A Polícia Civil de Roraima cumpriu, nas primeiras horas desta quarta-feira (20), um mandado de prisão preventiva contra L.O.M., de 28 anos, investigado por integrar uma organização criminosa alvo da OPERAÇÃO COVIL DE MAMON, deflagrada pela Polícia Civil do Amazonas.
A prisão ocorreu no bairro Santa Teresa, em Boa Vista, e contou com atuação integrada da Delegacia de Repressão a Entorpecentes (DRE), Delegacia-Geral de Homicídios (DGH) e Núcleo de Inteligência (NI) da PCRR.
O mandado judicial foi expedido pela Vara de Garantias Penais e de Inquéritos Policiais do Tribunal de Justiça do Amazonas (TJAM).
Segundo as investigações, a organização criminosa atuava de forma estruturada em diversos estados brasileiros e estaria envolvida em crimes graves, incluindo:
- extorsão;
- agiotagem;
- homicídios;
- tortura;
- sequestro;
- cárcere privado;
- lavagem de dinheiro.
Investigação aponta movimentação milionária
De acordo com a Polícia Civil, a OPERAÇÃO COVIL DE MAMON revelou um esquema criminoso com movimentação financeira superior a R$ 24 milhões.
As investigações identificaram ramificações da organização nos estados:
- Roraima;
- Amazonas;
- Santa Catarina;
- Paraíba.
Segundo os investigadores, os grupos utilizavam empréstimos ilegais com juros abusivos e métodos violentos para cobrar dívidas.
As vítimas eram submetidas a:
- ameaças;
- violência física;
- restrição de liberdade;
- intimidação psicológica.
Crimes investigados na OPERAÇÃO COVIL DE MAMON
Conforme a decisão judicial, o investigado preso em Boa Vista responde pelos crimes de:
- organização criminosa;
- lavagem de dinheiro;
- homicídio;
- sequestro;
- cárcere privado;
- extorsão;
- posse irregular de arma de fogo;
- crimes contra a economia popular ligados à agiotagem.
A OPERAÇÃO COVIL DE MAMON também identificou ocultação patrimonial e uso de empresas para movimentação financeira suspeita.
Polícia destaca importância de atingir estrutura financeira
O delegado Julio Cesar da Rocha destacou que o foco principal da investigação foi atingir a estrutura financeira da organização criminosa.
Segundo ele, enfraquecer o patrimônio dos grupos criminosos é essencial para reduzir a capacidade operacional das facções investigadas.
“A operação Covil de Mamon representa um forte impacto contra as organizações criminosas investigadas, ao atingir diretamente os recursos financeiros e bens utilizados pelos grupos, reduzindo a capacidade de manter as atividades ilegais”, afirmou.

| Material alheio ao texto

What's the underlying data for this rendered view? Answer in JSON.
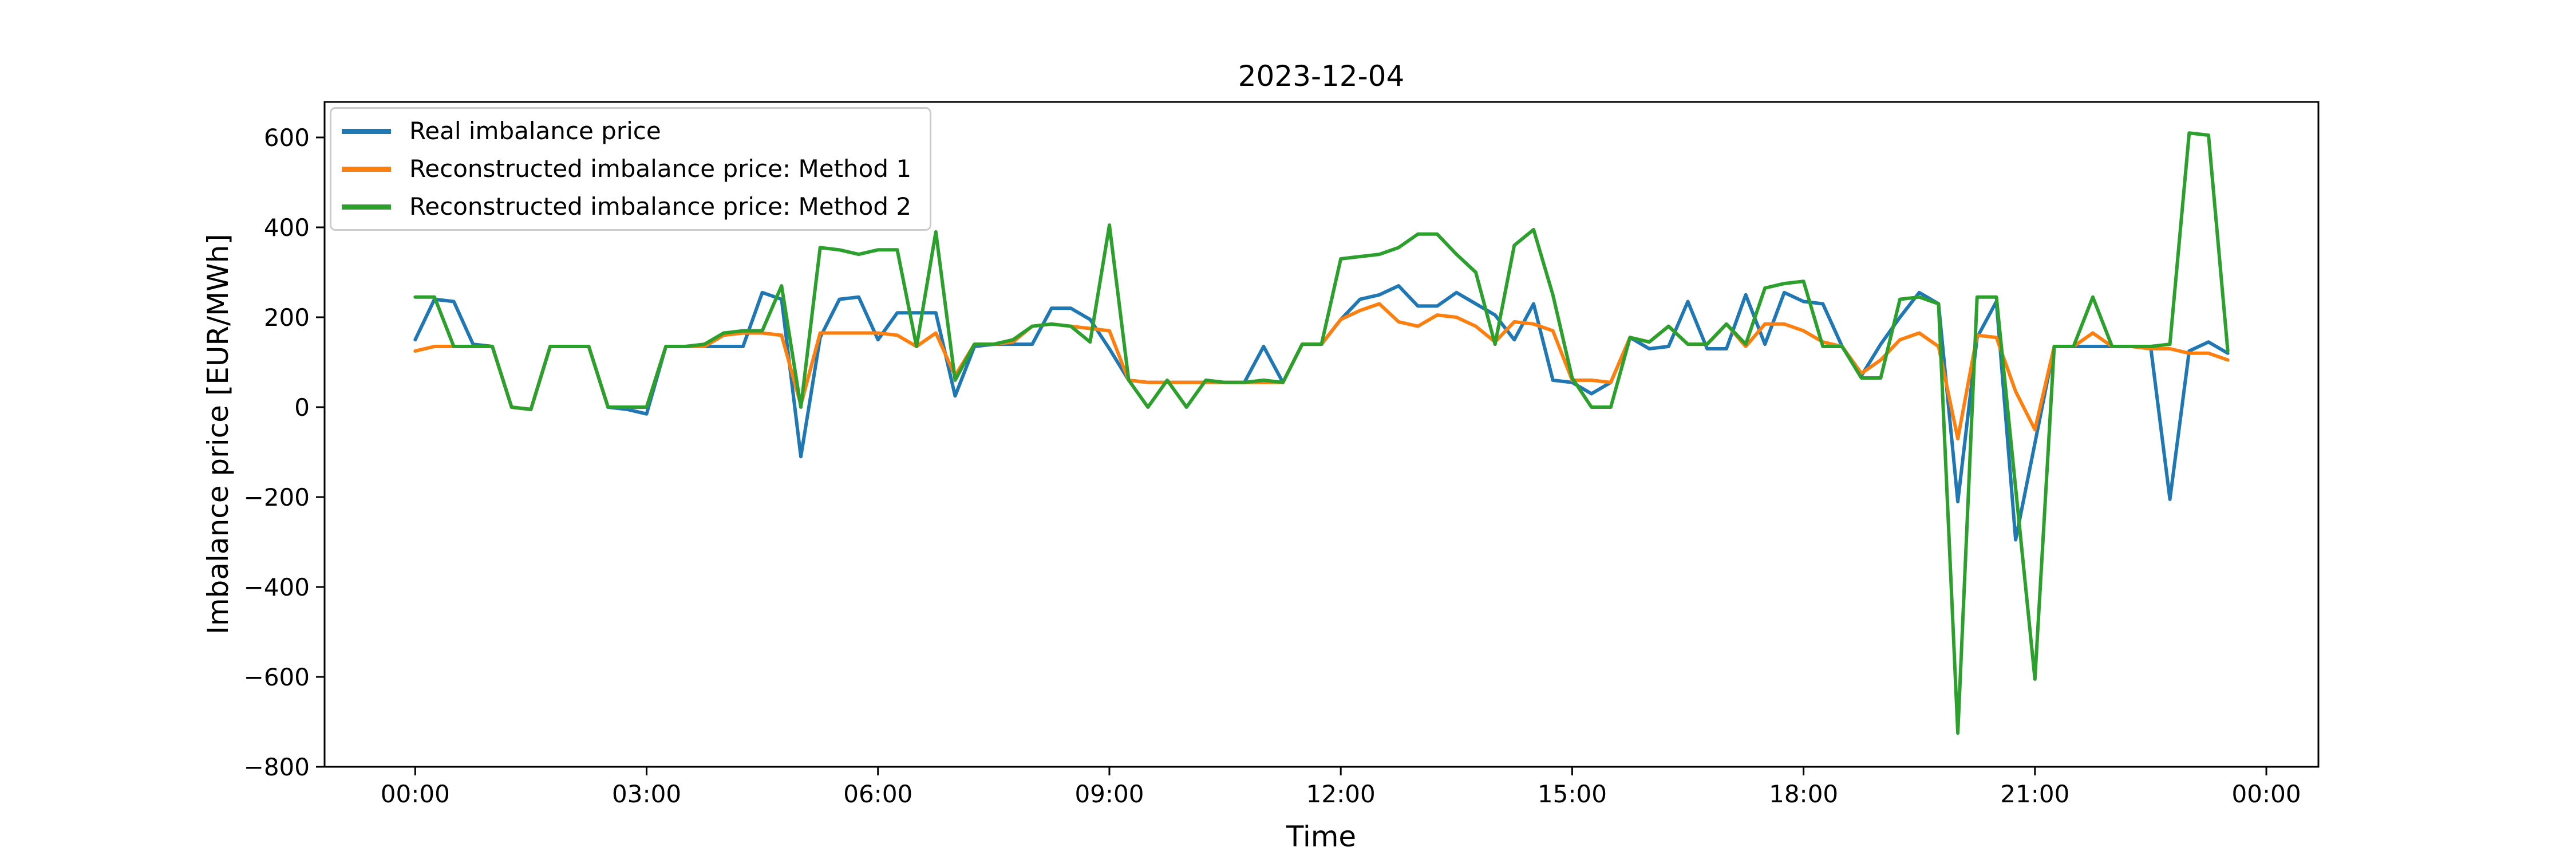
{
  "figure": {
    "title": "2023-12-04"
  },
  "axes": {
    "xlabel": "Time",
    "ylabel": "Imbalance price [EUR/MWh]"
  },
  "legend": {
    "items": [
      {
        "label": "Real imbalance price",
        "color": "#1f77b4"
      },
      {
        "label": "Reconstructed imbalance price: Method 1",
        "color": "#ff7f0e"
      },
      {
        "label": "Reconstructed imbalance price: Method 2",
        "color": "#2ca02c"
      }
    ]
  },
  "chart_data": {
    "type": "line",
    "title": "2023-12-04",
    "xlabel": "Time",
    "ylabel": "Imbalance price [EUR/MWh]",
    "x_unit": "hours since 00:00",
    "x_start": 0,
    "x_step": 0.25,
    "x_end": 23.5,
    "xlim": [
      -1.175,
      24.675
    ],
    "ylim": [
      -800,
      679
    ],
    "xticks": [
      0,
      3,
      6,
      9,
      12,
      15,
      18,
      21,
      24
    ],
    "xtick_labels": [
      "00:00",
      "03:00",
      "06:00",
      "09:00",
      "12:00",
      "15:00",
      "18:00",
      "21:00",
      "00:00"
    ],
    "yticks": [
      600,
      400,
      200,
      0,
      -200,
      -400,
      -600,
      -800
    ],
    "ytick_labels": [
      "600",
      "400",
      "200",
      "0",
      "−200",
      "−400",
      "−600",
      "−800"
    ],
    "grid": false,
    "legend_position": "upper left",
    "series": [
      {
        "name": "Real imbalance price",
        "color": "#1f77b4",
        "values": [
          150,
          240,
          235,
          140,
          135,
          0,
          -5,
          135,
          135,
          135,
          0,
          -5,
          -15,
          135,
          135,
          135,
          135,
          135,
          255,
          240,
          -110,
          155,
          240,
          245,
          150,
          210,
          210,
          210,
          25,
          135,
          140,
          140,
          140,
          220,
          220,
          195,
          130,
          60,
          55,
          55,
          55,
          55,
          55,
          55,
          135,
          55,
          140,
          140,
          195,
          240,
          250,
          270,
          225,
          225,
          255,
          230,
          205,
          150,
          230,
          60,
          55,
          30,
          55,
          155,
          130,
          135,
          235,
          130,
          130,
          250,
          140,
          255,
          235,
          230,
          135,
          70,
          140,
          200,
          255,
          230,
          -210,
          155,
          235,
          -295,
          -80,
          135,
          135,
          135,
          135,
          135,
          135,
          -205,
          125,
          145,
          120
        ]
      },
      {
        "name": "Reconstructed imbalance price: Method 1",
        "color": "#ff7f0e",
        "values": [
          125,
          135,
          135,
          135,
          135,
          0,
          -5,
          135,
          135,
          135,
          0,
          0,
          0,
          135,
          135,
          135,
          160,
          165,
          165,
          160,
          5,
          165,
          165,
          165,
          165,
          160,
          135,
          165,
          70,
          140,
          140,
          145,
          180,
          185,
          180,
          175,
          170,
          60,
          55,
          55,
          55,
          55,
          55,
          55,
          55,
          55,
          140,
          140,
          195,
          215,
          230,
          190,
          180,
          205,
          200,
          180,
          145,
          190,
          185,
          170,
          60,
          60,
          55,
          155,
          145,
          180,
          140,
          140,
          185,
          135,
          185,
          185,
          170,
          145,
          135,
          75,
          105,
          150,
          165,
          135,
          -70,
          160,
          155,
          35,
          -50,
          135,
          135,
          165,
          135,
          135,
          130,
          130,
          120,
          120,
          105
        ]
      },
      {
        "name": "Reconstructed imbalance price: Method 2",
        "color": "#2ca02c",
        "values": [
          245,
          245,
          135,
          135,
          135,
          0,
          -5,
          135,
          135,
          135,
          0,
          0,
          0,
          135,
          135,
          140,
          165,
          170,
          170,
          270,
          0,
          355,
          350,
          340,
          350,
          350,
          135,
          390,
          60,
          140,
          140,
          150,
          180,
          185,
          180,
          145,
          405,
          60,
          0,
          60,
          0,
          60,
          55,
          55,
          60,
          55,
          140,
          140,
          330,
          335,
          340,
          355,
          385,
          385,
          340,
          300,
          140,
          360,
          395,
          250,
          65,
          0,
          0,
          155,
          145,
          180,
          140,
          140,
          185,
          140,
          265,
          275,
          280,
          135,
          135,
          65,
          65,
          240,
          245,
          230,
          -725,
          245,
          245,
          -180,
          -605,
          135,
          135,
          245,
          135,
          135,
          135,
          140,
          610,
          605,
          125
        ]
      }
    ]
  }
}
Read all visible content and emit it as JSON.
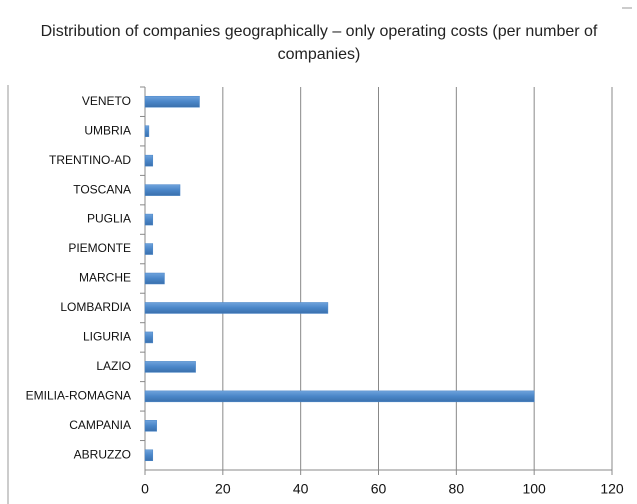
{
  "chart_data": {
    "type": "bar",
    "orientation": "horizontal",
    "title": "Distribution of companies geographically – only operating costs (per number of companies)",
    "categories": [
      "VENETO",
      "UMBRIA",
      "TRENTINO-AD",
      "TOSCANA",
      "PUGLIA",
      "PIEMONTE",
      "MARCHE",
      "LOMBARDIA",
      "LIGURIA",
      "LAZIO",
      "EMILIA-ROMAGNA",
      "CAMPANIA",
      "ABRUZZO"
    ],
    "values": [
      14,
      1,
      2,
      9,
      2,
      2,
      5,
      47,
      2,
      13,
      100,
      3,
      2
    ],
    "color": "#4a86c8",
    "xlim": [
      0,
      120
    ],
    "xticks": [
      0,
      20,
      40,
      60,
      80,
      100,
      120
    ],
    "grid": true
  }
}
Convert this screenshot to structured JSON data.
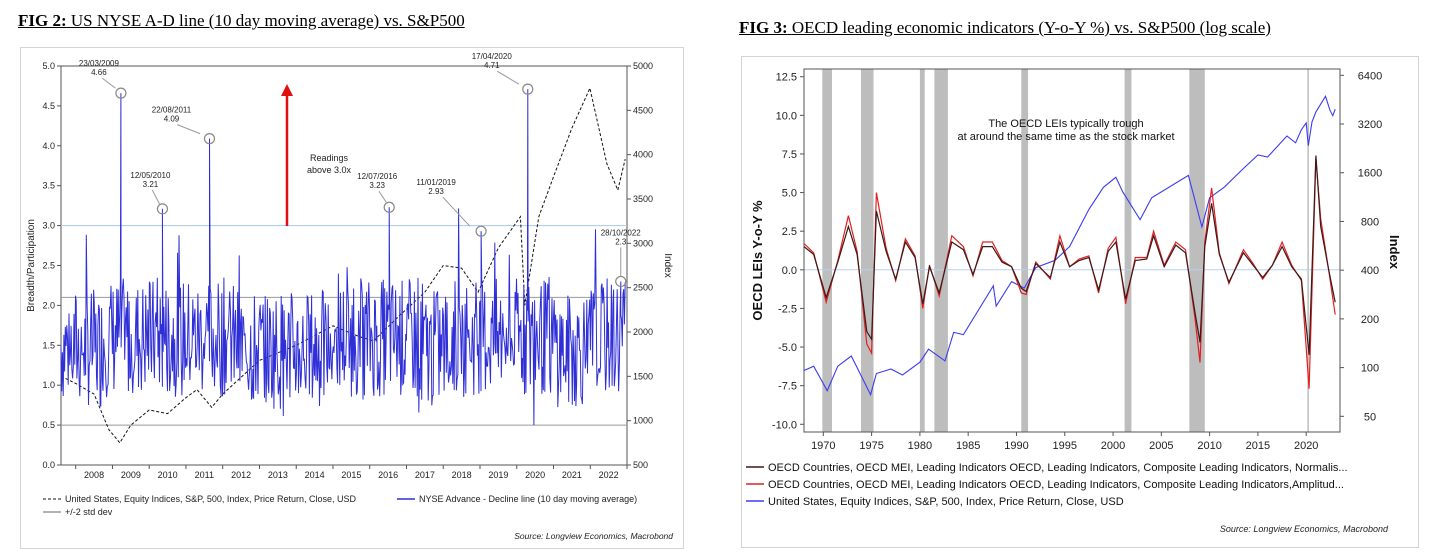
{
  "left": {
    "fig_label": "FIG 2:",
    "title": "US NYSE A-D line (10 day moving average) vs. S&P500",
    "chart_data": {
      "type": "line",
      "ylabel": "Breadth/Participation",
      "y2label": "Index",
      "ylim": [
        0.0,
        5.0
      ],
      "y2lim": [
        500,
        5000
      ],
      "xlim": [
        2007.6,
        2023.0
      ],
      "yticks": [
        "0.0",
        "0.5",
        "1.0",
        "1.5",
        "2.0",
        "2.5",
        "3.0",
        "3.5",
        "4.0",
        "4.5",
        "5.0"
      ],
      "y2ticks": [
        "500",
        "1000",
        "1500",
        "2000",
        "2500",
        "3000",
        "3500",
        "4000",
        "4500",
        "5000"
      ],
      "xticks": [
        "2008",
        "2009",
        "2010",
        "2011",
        "2012",
        "2013",
        "2014",
        "2015",
        "2016",
        "2017",
        "2018",
        "2019",
        "2020",
        "2021",
        "2022"
      ],
      "hlines": [
        {
          "name": "+/-2 std dev",
          "value": 2.1,
          "color": "#999999"
        },
        {
          "name": "+/-2 std dev",
          "value": 0.5,
          "color": "#999999"
        },
        {
          "name": "Readings above 3.0x",
          "value": 3.0,
          "color": "#a8c8e8"
        }
      ],
      "series": [
        {
          "name": "NYSE Advance - Decline line (10 day moving average)",
          "color": "#2f2fd8",
          "axis": "left",
          "x": [
            2007.6,
            2008.7,
            2009.23,
            2009.8,
            2010.36,
            2010.9,
            2011.64,
            2012.3,
            2013.0,
            2014.0,
            2015.0,
            2016.53,
            2017.3,
            2018.2,
            2019.03,
            2019.5,
            2020.3,
            2020.8,
            2021.3,
            2022.0,
            2022.83
          ],
          "y": [
            1.5,
            1.45,
            4.66,
            1.6,
            3.21,
            1.5,
            4.09,
            1.5,
            1.45,
            1.45,
            1.45,
            3.23,
            1.4,
            1.5,
            2.93,
            1.45,
            4.71,
            1.6,
            1.4,
            1.5,
            2.3
          ]
        },
        {
          "name": "United States, Equity Indices, S&P, 500, Index, Price Return, Close, USD",
          "color": "#111111",
          "axis": "right",
          "x": [
            2007.6,
            2008.0,
            2008.5,
            2008.9,
            2009.2,
            2009.5,
            2010.0,
            2010.5,
            2011.0,
            2011.3,
            2011.7,
            2012.0,
            2013.0,
            2014.0,
            2015.0,
            2015.7,
            2016.1,
            2016.8,
            2017.5,
            2018.0,
            2018.5,
            2018.95,
            2019.5,
            2020.1,
            2020.22,
            2020.6,
            2021.0,
            2021.5,
            2021.99,
            2022.45,
            2022.75,
            2022.95
          ],
          "y": [
            1500,
            1420,
            1300,
            900,
            750,
            950,
            1120,
            1080,
            1260,
            1350,
            1150,
            1300,
            1680,
            1850,
            2070,
            1950,
            1900,
            2180,
            2450,
            2750,
            2720,
            2450,
            2950,
            3300,
            2300,
            3300,
            3750,
            4300,
            4750,
            3900,
            3600,
            3950
          ]
        }
      ],
      "annotations": [
        {
          "date": "23/03/2009",
          "value": "4.66",
          "x": 2009.23,
          "y": 4.66
        },
        {
          "date": "12/05/2010",
          "value": "3.21",
          "x": 2010.36,
          "y": 3.21
        },
        {
          "date": "22/08/2011",
          "value": "4.09",
          "x": 2011.64,
          "y": 4.09
        },
        {
          "date": "12/07/2016",
          "value": "3.23",
          "x": 2016.53,
          "y": 3.23
        },
        {
          "date": "11/01/2019",
          "value": "2.93",
          "x": 2019.03,
          "y": 2.93
        },
        {
          "date": "17/04/2020",
          "value": "4.71",
          "x": 2020.3,
          "y": 4.71
        },
        {
          "date": "28/10/2022",
          "value": "2.3",
          "x": 2022.83,
          "y": 2.3
        }
      ],
      "callout": {
        "line1": "Readings",
        "line2": "above 3.0x"
      },
      "legend": [
        "United States, Equity Indices, S&P, 500, Index, Price Return, Close, USD",
        "NYSE Advance - Decline line (10 day moving average)",
        "+/-2 std dev"
      ],
      "source": "Source: Longview Economics, Macrobond"
    }
  },
  "right": {
    "fig_label": "FIG 3:",
    "title": "OECD leading economic indicators (Y-o-Y %) vs. S&P500 (log scale)",
    "chart_data": {
      "type": "line",
      "ylabel": "OECD LEIs Y-o-Y %",
      "y2label": "Index",
      "ylim": [
        -10.5,
        13.0
      ],
      "y2lim": [
        40,
        7000
      ],
      "y2scale": "log",
      "xlim": [
        1968,
        2023.5
      ],
      "yticks": [
        "-10.0",
        "-7.5",
        "-5.0",
        "-2.5",
        "0.0",
        "2.5",
        "5.0",
        "7.5",
        "10.0",
        "12.5"
      ],
      "y2ticks": [
        "50",
        "100",
        "200",
        "400",
        "800",
        "1600",
        "3200",
        "6400"
      ],
      "xticks": [
        "1970",
        "1975",
        "1980",
        "1985",
        "1990",
        "1995",
        "2000",
        "2005",
        "2010",
        "2015",
        "2020"
      ],
      "recessions": [
        [
          1969.9,
          1970.9
        ],
        [
          1973.9,
          1975.2
        ],
        [
          1980.0,
          1980.5
        ],
        [
          1981.5,
          1982.9
        ],
        [
          1990.5,
          1991.2
        ],
        [
          2001.2,
          2001.9
        ],
        [
          2007.9,
          2009.5
        ]
      ],
      "vline_2020": 2020.2,
      "annotation": {
        "line1": "The OECD LEIs typically trough",
        "line2": "at around the same time as the stock market"
      },
      "series": [
        {
          "name": "OECD Countries, OECD MEI, Leading Indicators OECD, Leading Indicators, Composite Leading Indicators, Normalis...",
          "color": "#3a1a1a",
          "axis": "left",
          "x": [
            1968,
            1969,
            1970.3,
            1971.5,
            1972.6,
            1973.5,
            1974.5,
            1975.0,
            1975.5,
            1976.5,
            1977.5,
            1978.5,
            1979.5,
            1980.3,
            1981.0,
            1982.0,
            1983.3,
            1984.5,
            1985.5,
            1986.5,
            1987.5,
            1988.5,
            1989.5,
            1990.5,
            1991.0,
            1992.0,
            1993.5,
            1994.5,
            1995.5,
            1996.5,
            1997.5,
            1998.5,
            1999.5,
            2000.3,
            2001.3,
            2002.3,
            2003.5,
            2004.2,
            2005.3,
            2006.5,
            2007.5,
            2008.5,
            2009.0,
            2009.5,
            2010.2,
            2011.0,
            2012.0,
            2013.5,
            2014.5,
            2015.5,
            2016.5,
            2017.5,
            2018.5,
            2019.5,
            2020.3,
            2021.0,
            2021.5,
            2022.3,
            2023.0
          ],
          "y": [
            1.5,
            1.0,
            -1.8,
            0.5,
            2.8,
            1.0,
            -4.0,
            -4.5,
            3.8,
            1.2,
            -0.6,
            1.8,
            0.8,
            -2.2,
            0.2,
            -1.5,
            1.8,
            1.3,
            -0.3,
            1.5,
            1.5,
            0.5,
            0.2,
            -1.2,
            -1.4,
            0.4,
            -0.5,
            1.8,
            0.2,
            0.6,
            0.8,
            -1.3,
            1.2,
            1.8,
            -1.9,
            0.6,
            0.7,
            2.2,
            0.2,
            1.6,
            1.1,
            -2.8,
            -4.7,
            1.5,
            4.3,
            1.0,
            -0.8,
            1.1,
            0.3,
            -0.5,
            0.3,
            1.5,
            0.2,
            -0.6,
            -5.5,
            7.4,
            2.8,
            0.1,
            -2.1
          ]
        },
        {
          "name": "OECD Countries, OECD MEI, Leading Indicators OECD, Leading Indicators, Composite Leading Indicators,Amplitud...",
          "color": "#e02020",
          "axis": "left",
          "x": [
            1968,
            1969,
            1970.3,
            1971.5,
            1972.6,
            1973.5,
            1974.5,
            1975.0,
            1975.5,
            1976.5,
            1977.5,
            1978.5,
            1979.5,
            1980.3,
            1981.0,
            1982.0,
            1983.3,
            1984.5,
            1985.5,
            1986.5,
            1987.5,
            1988.5,
            1989.5,
            1990.5,
            1991.0,
            1992.0,
            1993.5,
            1994.5,
            1995.5,
            1996.5,
            1997.5,
            1998.5,
            1999.5,
            2000.3,
            2001.3,
            2002.3,
            2003.5,
            2004.2,
            2005.3,
            2006.5,
            2007.5,
            2008.5,
            2009.0,
            2009.5,
            2010.2,
            2011.0,
            2012.0,
            2013.5,
            2014.5,
            2015.5,
            2016.5,
            2017.5,
            2018.5,
            2019.5,
            2020.3,
            2021.0,
            2021.5,
            2022.3,
            2023.0
          ],
          "y": [
            1.7,
            1.1,
            -2.1,
            0.6,
            3.5,
            1.2,
            -4.8,
            -5.4,
            5.0,
            1.4,
            -0.7,
            2.0,
            0.9,
            -2.5,
            0.3,
            -1.7,
            2.2,
            1.5,
            -0.4,
            1.8,
            1.8,
            0.6,
            0.2,
            -1.5,
            -1.6,
            0.5,
            -0.6,
            2.2,
            0.2,
            0.7,
            0.9,
            -1.5,
            1.4,
            2.1,
            -2.2,
            0.8,
            0.8,
            2.5,
            0.3,
            1.8,
            1.3,
            -3.2,
            -6.0,
            1.8,
            5.3,
            1.1,
            -0.9,
            1.3,
            0.4,
            -0.6,
            0.3,
            1.8,
            0.3,
            -0.7,
            -7.7,
            7.2,
            3.3,
            0.1,
            -2.9
          ]
        },
        {
          "name": "United States, Equity Indices, S&P, 500, Index, Price Return, Close, USD",
          "color": "#3c3cf0",
          "axis": "right",
          "x": [
            1968,
            1969,
            1970.4,
            1971.5,
            1972.9,
            1974.9,
            1975.5,
            1977.0,
            1978.2,
            1980.0,
            1980.9,
            1982.6,
            1983.5,
            1984.5,
            1987.6,
            1987.9,
            1989.5,
            1990.8,
            1992.0,
            1994.0,
            1995.5,
            1997.5,
            1999.0,
            2000.3,
            2001.0,
            2002.8,
            2004.0,
            2007.8,
            2009.2,
            2010.0,
            2011.5,
            2013.5,
            2015.0,
            2016.0,
            2018.0,
            2018.9,
            2019.5,
            2020.0,
            2020.22,
            2020.6,
            2021.0,
            2022.0,
            2022.45,
            2022.75,
            2023.0
          ],
          "y": [
            96,
            102,
            72,
            102,
            118,
            68,
            92,
            98,
            90,
            108,
            130,
            110,
            165,
            160,
            320,
            240,
            340,
            310,
            415,
            460,
            560,
            950,
            1300,
            1500,
            1220,
            820,
            1120,
            1540,
            740,
            1120,
            1300,
            1700,
            2060,
            2000,
            2700,
            2450,
            2950,
            3250,
            2350,
            3300,
            3800,
            4750,
            3900,
            3600,
            3950
          ]
        }
      ],
      "legend": [
        "OECD Countries, OECD MEI, Leading Indicators OECD, Leading Indicators, Composite Leading Indicators, Normalis...",
        "OECD Countries, OECD MEI, Leading Indicators OECD, Leading Indicators, Composite Leading Indicators,Amplitud...",
        "United States, Equity Indices, S&P, 500, Index, Price Return, Close, USD"
      ],
      "source": "Source: Longview Economics, Macrobond"
    }
  }
}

Mandados foram cumpridos em vários estados
Além da prisão realizada em Boa Vista, a OPERAÇÃO COVIL DE MAMON cumpriu diversas medidas judiciais em outros estados brasileiros.
Ao todo, foram expedidos:
- 26 mandados de prisão preventiva;
- 31 mandados de busca e apreensão;
- 42 mandados de sequestro de veículos;
- sete mandados de sequestro de imóveis.
Também houve:
- bloqueio de contas bancárias;
- suspensão de atividades de sete empresas ligadas ao esquema criminoso.
Origem do nome “Covil de Mamon”
O nome da operação possui origem aramaica e hebraica.
“Mamon” significa:
- dinheiro;
- riqueza.
Na tradição bíblica e cristã, o termo é associado:
- à ganância;
- à avareza;
- ao apego excessivo ao dinheiro.
Segundo a Polícia Civil, o nome faz referência simbólica à busca desenfreada por lucro e poder financeiro por parte das organizações investigadas.
O que diz a lei sobre organização criminosa e lavagem de dinheiro
Os crimes investigados na OPERAÇÃO COVIL DE MAMON estão previstos em diferentes legislações brasileiras.
Organização criminosa
A Lei nº 12.850/2013 prevê pena de:
- 3 a 8 anos de prisão;
- além de multa.
Lavagem de dinheiro
A Lei nº 9.613/1998 prevê pena de:
- 3 a 10 anos de prisão;
- além de multa.
Extorsão mediante ameaça
O Código Penal prevê:
- 4 a 10 anos de prisão.
Agiotagem
Crimes contra a economia popular podem resultar em:
- prisão;
- multas;
- apreensão de bens.
Investigado passou por audiência de custódia
Após a prisão, o suspeito foi conduzido à Delegacia de Repressão a Entorpecentes, onde teve os procedimentos legais formalizados.
Posteriormente, ele foi apresentado em audiência de custódia e permanecerá à disposição da Justiça.